Tulumbacılar, 18. yüzyıldan itibaren Osmanlı Devleti'nde yangınlara "tulumba" denilen aletle müdahale eden yangın söndürme ekipleridir.

İlk tulumbacılar, 1720'de Yeniçeri Ocağı'na bağlı Dergâh-ı Âli Tulumbacı Ocağı'nın kuruluşu ile bir askerî birlik olarak ortaya çıkmıştır. 1826'de Yeniçeri Ocağı kapatıldı. Yeniçeri Ocağı ile birlikte Tulumbacı Ocağı'nın da kapanmasından sonra İstanbul'un her mahallesine padişah fermanı ile mahalleli tarafından tulumba temin edildi ve gönüllü mahalle tulumbacıları ortaya çıktı. Tulumbacılık 19. yüzyılda özellikle İstanbul’da gündelik yaşamın ve folklorun önemli bir ögesi haline geldi.
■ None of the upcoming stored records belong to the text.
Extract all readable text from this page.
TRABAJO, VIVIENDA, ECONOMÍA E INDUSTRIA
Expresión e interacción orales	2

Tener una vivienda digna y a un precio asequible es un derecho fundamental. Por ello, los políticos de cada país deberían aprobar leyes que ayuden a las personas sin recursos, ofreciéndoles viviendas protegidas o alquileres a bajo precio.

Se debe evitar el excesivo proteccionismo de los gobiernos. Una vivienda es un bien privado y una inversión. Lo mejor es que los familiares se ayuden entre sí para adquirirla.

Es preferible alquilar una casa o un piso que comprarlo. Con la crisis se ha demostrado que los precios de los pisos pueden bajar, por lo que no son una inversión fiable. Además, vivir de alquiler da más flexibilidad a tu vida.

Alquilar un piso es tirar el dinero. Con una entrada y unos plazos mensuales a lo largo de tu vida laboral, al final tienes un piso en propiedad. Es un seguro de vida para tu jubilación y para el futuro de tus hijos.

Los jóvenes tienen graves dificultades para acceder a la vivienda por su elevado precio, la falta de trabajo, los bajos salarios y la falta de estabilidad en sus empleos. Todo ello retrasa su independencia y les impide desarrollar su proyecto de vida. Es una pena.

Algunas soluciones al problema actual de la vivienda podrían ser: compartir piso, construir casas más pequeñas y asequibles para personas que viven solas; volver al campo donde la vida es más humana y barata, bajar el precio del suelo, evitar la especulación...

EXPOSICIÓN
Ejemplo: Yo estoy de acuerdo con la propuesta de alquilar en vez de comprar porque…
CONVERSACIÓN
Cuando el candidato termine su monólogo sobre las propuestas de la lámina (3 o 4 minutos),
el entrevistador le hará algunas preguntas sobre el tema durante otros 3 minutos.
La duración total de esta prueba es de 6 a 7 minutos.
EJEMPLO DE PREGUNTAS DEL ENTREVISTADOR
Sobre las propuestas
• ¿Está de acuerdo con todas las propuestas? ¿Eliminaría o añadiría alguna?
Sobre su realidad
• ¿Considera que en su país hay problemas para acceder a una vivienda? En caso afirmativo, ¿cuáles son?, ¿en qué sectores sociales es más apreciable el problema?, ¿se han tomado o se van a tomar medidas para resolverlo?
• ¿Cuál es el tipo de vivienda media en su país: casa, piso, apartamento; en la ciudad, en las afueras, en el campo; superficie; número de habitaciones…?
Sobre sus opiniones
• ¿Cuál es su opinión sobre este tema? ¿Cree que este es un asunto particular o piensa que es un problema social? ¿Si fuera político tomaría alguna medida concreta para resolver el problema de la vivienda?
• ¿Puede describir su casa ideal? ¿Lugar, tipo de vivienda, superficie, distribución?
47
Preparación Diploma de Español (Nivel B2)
İstanbul'da mahalle tulumbacıları, 1870

Kelimenin kökeni

[değiştir | kaynağı değiştir]

Basit bir yangın düzeneği olan tulumba, 15. yüzyılda İtalya'da ortaya çıkmış ve Akdeniz havzasında kısa sürede yayılmıştı.[1] İtalyanca'daki "tromba" kelimesi Türkçe'de "tulumba"ya dönüştü ve bu aleti kullananlara tulumbacı dendi.[2] Yangınlara tulumbayla müdahale edilmesi 16. ve 17. yüzyıllarda Macaristan ve Fransa'da başlayıp Avrupa'da yaygınlaştı.
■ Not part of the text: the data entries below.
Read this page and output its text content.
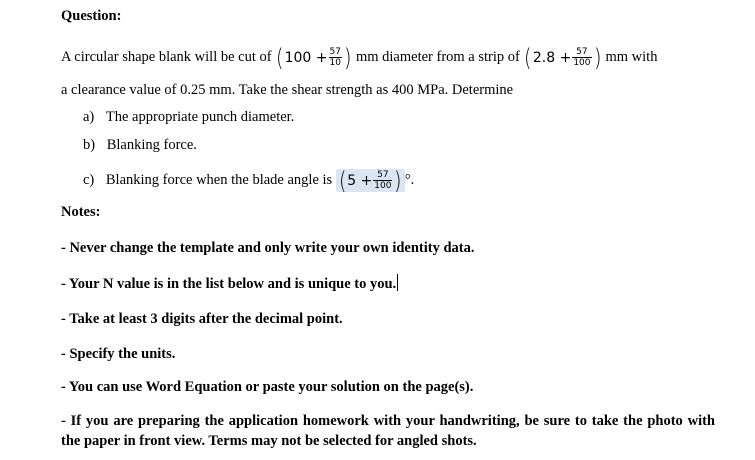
Question:
A circular shape blank will be cut of ($100 + \frac{57}{10}$ ) mm diameter from a strip of ($2.8 + \frac{57}{100}$ ) mm with
a clearance value of 0.25 mm. Take the shear strength as 400 MPa. Determine
a) The appropriate punch diameter.
b) Blanking force.
c) Blanking force when the blade angle is ($5 + \frac{57}{100}$ ) °.
Notes:
- Never change the template and only write your own identity data.
- Your N value is in the list below and is unique to you.
- Take at least 3 digits after the decimal point.
- Specify the units.
- You can use Word Equation or paste your solution on the page(s).
- If you are preparing the application homework with your handwriting, be sure to take the photo with the paper in front view. Terms may not be selected for angled shots.
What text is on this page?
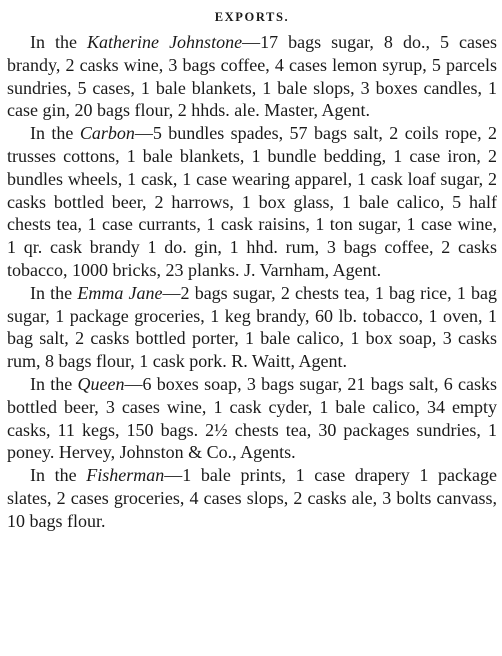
EXPORTS.

In the Katherine Johnstone—17 bags sugar, 8 do., 5 cases brandy, 2 casks wine, 3 bags coffee, 4 cases lemon syrup, 5 parcels sundries, 5 cases, 1 bale blankets, 1 bale slops, 3 boxes candles, 1 case gin, 20 bags flour, 2 hhds. ale. Master, Agent.

In the Carbon—5 bundles spades, 57 bags salt, 2 coils rope, 2 trusses cottons, 1 bale blankets, 1 bundle bedding, 1 case iron, 2 bundles wheels, 1 cask, 1 case wearing apparel, 1 cask loaf sugar, 2 casks bottled beer, 2 harrows, 1 box glass, 1 bale calico, 5 half chests tea, 1 case currants, 1 cask raisins, 1 ton sugar, 1 case wine, 1 qr. cask brandy 1 do. gin, 1 hhd. rum, 3 bags coffee, 2 casks tobacco, 1000 bricks, 23 planks. J. Varnham, Agent.

In the Emma Jane—2 bags sugar, 2 chests tea, 1 bag rice, 1 bag sugar, 1 package groceries, 1 keg brandy, 60 lb. tobacco, 1 oven, 1 bag salt, 2 casks bottled porter, 1 bale calico, 1 box soap, 3 casks rum, 8 bags flour, 1 cask pork. R. Waitt, Agent.

In the Queen—6 boxes soap, 3 bags sugar, 21 bags salt, 6 casks bottled beer, 3 cases wine, 1 cask cyder, 1 bale calico, 34 empty casks, 11 kegs, 150 bags. 2½ chests tea, 30 packages sundries, 1 poney. Hervey, Johnston & Co., Agents.

In the Fisherman—1 bale prints, 1 case drapery 1 package slates, 2 cases groceries, 4 cases slops, 2 casks ale, 3 bolts canvass, 10 bags flour.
Tulumbacılık, Türkçe'ye bir denizcilik terimi olarak girdi. 17 .yüzyılda Osmanlı Devleti'nde gemilere dolan suyu tahliye eden kişilere tulumbacı denilirken 18. yüzyılda kelime bir anlam kaymasına uğradı.[1] Yangınlarda ateşi söndürmek üzere su taşıyıp pompalayan kişilere "tulumbacı" denir oldu.

Tulumbacı Ocağı

[değiştir | kaynağı değiştir]

Osmanlı Devleti'nde yangınlarda tulumbanın kullanılması ve bununla ilgili bir teşkilatın kurulması, ailesiyle İstanbul'a 1715/1716'da yerleşen David adlı bir Fransız mühendis tarafından gerçekleştirilmiştir. Fransız mühendis David, Venedik Seferi'ne gönüllü olarak katılmış; dönüşte müslüman olup "Davut "adını ve "Gerçek" lakabını almıştır.
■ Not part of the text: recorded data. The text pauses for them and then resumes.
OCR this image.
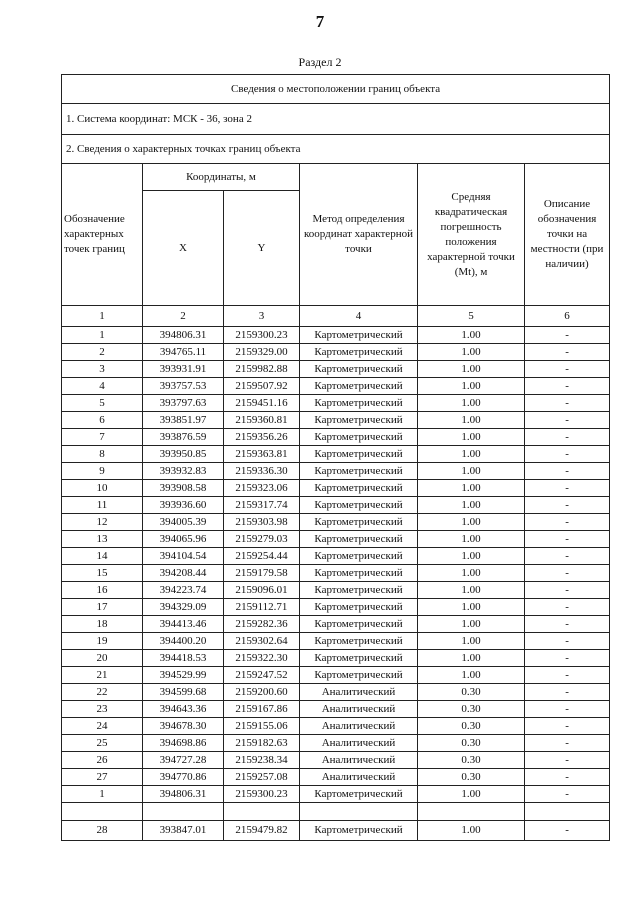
7
Раздел 2
Сведения о местоположении границ объекта					
1. Система координат: МСК - 36, зона 2					
2. Сведения о характерных точках границ объекта					
Обозначение характерных точек границ	Координаты, м		Метод определения координат характерной точки	Средняя квадратическая погрешность положения характерной точки (Mt), м	Описание обозначения точки на местности (при наличии)
	X	Y			
1	2	3	4	5	6
1	394806.31	2159300.23	Картометрический	1.00	-
2	394765.11	2159329.00	Картометрический	1.00	-
3	393931.91	2159982.88	Картометрический	1.00	-
4	393757.53	2159507.92	Картометрический	1.00	-
5	393797.63	2159451.16	Картометрический	1.00	-
6	393851.97	2159360.81	Картометрический	1.00	-
7	393876.59	2159356.26	Картометрический	1.00	-
8	393950.85	2159363.81	Картометрический	1.00	-
9	393932.83	2159336.30	Картометрический	1.00	-
10	393908.58	2159323.06	Картометрический	1.00	-
11	393936.60	2159317.74	Картометрический	1.00	-
12	394005.39	2159303.98	Картометрический	1.00	-
13	394065.96	2159279.03	Картометрический	1.00	-
14	394104.54	2159254.44	Картометрический	1.00	-
15	394208.44	2159179.58	Картометрический	1.00	-
16	394223.74	2159096.01	Картометрический	1.00	-
17	394329.09	2159112.71	Картометрический	1.00	-
18	394413.46	2159282.36	Картометрический	1.00	-
19	394400.20	2159302.64	Картометрический	1.00	-
20	394418.53	2159322.30	Картометрический	1.00	-
21	394529.99	2159247.52	Картометрический	1.00	-
22	394599.68	2159200.60	Аналитический	0.30	-
23	394643.36	2159167.86	Аналитический	0.30	-
24	394678.30	2159155.06	Аналитический	0.30	-
25	394698.86	2159182.63	Аналитический	0.30	-
26	394727.28	2159238.34	Аналитический	0.30	-
27	394770.86	2159257.08	Аналитический	0.30	-
1	394806.31	2159300.23	Картометрический	1.00	-

28	393847.01	2159479.82	Картометрический	1.00	-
Gerçek Davut Ağa, "Çardaklı" diye tabir edilen ilk basma tulumbasını 1715 yılında yaptı.[3] Temmuz 1718’deki Tüfenghâne ve 1720'deki Tophane yangınlarına tulumba ile müdahale etti. O vakte kadar yangın sarnıçlarından taşınan suyu dökerek yangına müdahale edilirdi.[4] Tulumbasını ateş söndürmede etkili olduğu görülünce Davut Gerçek, 1720'de Nevşehirli Damat İbrahim Paşa tarafından Yeniçeri Ocağı'na tulumbacı-başı tayin edildi.[2] Emrine elli nefer, bir oda başı, bir kâtip, bir ocak kethüdası verildi.[2] Zabitan ve nefer sayısı, maaşları ve diğer harcamalar ile ilgili nizamnamenin tarihi 4 Receb 1132'dir (12 Mayıs 1720).[5]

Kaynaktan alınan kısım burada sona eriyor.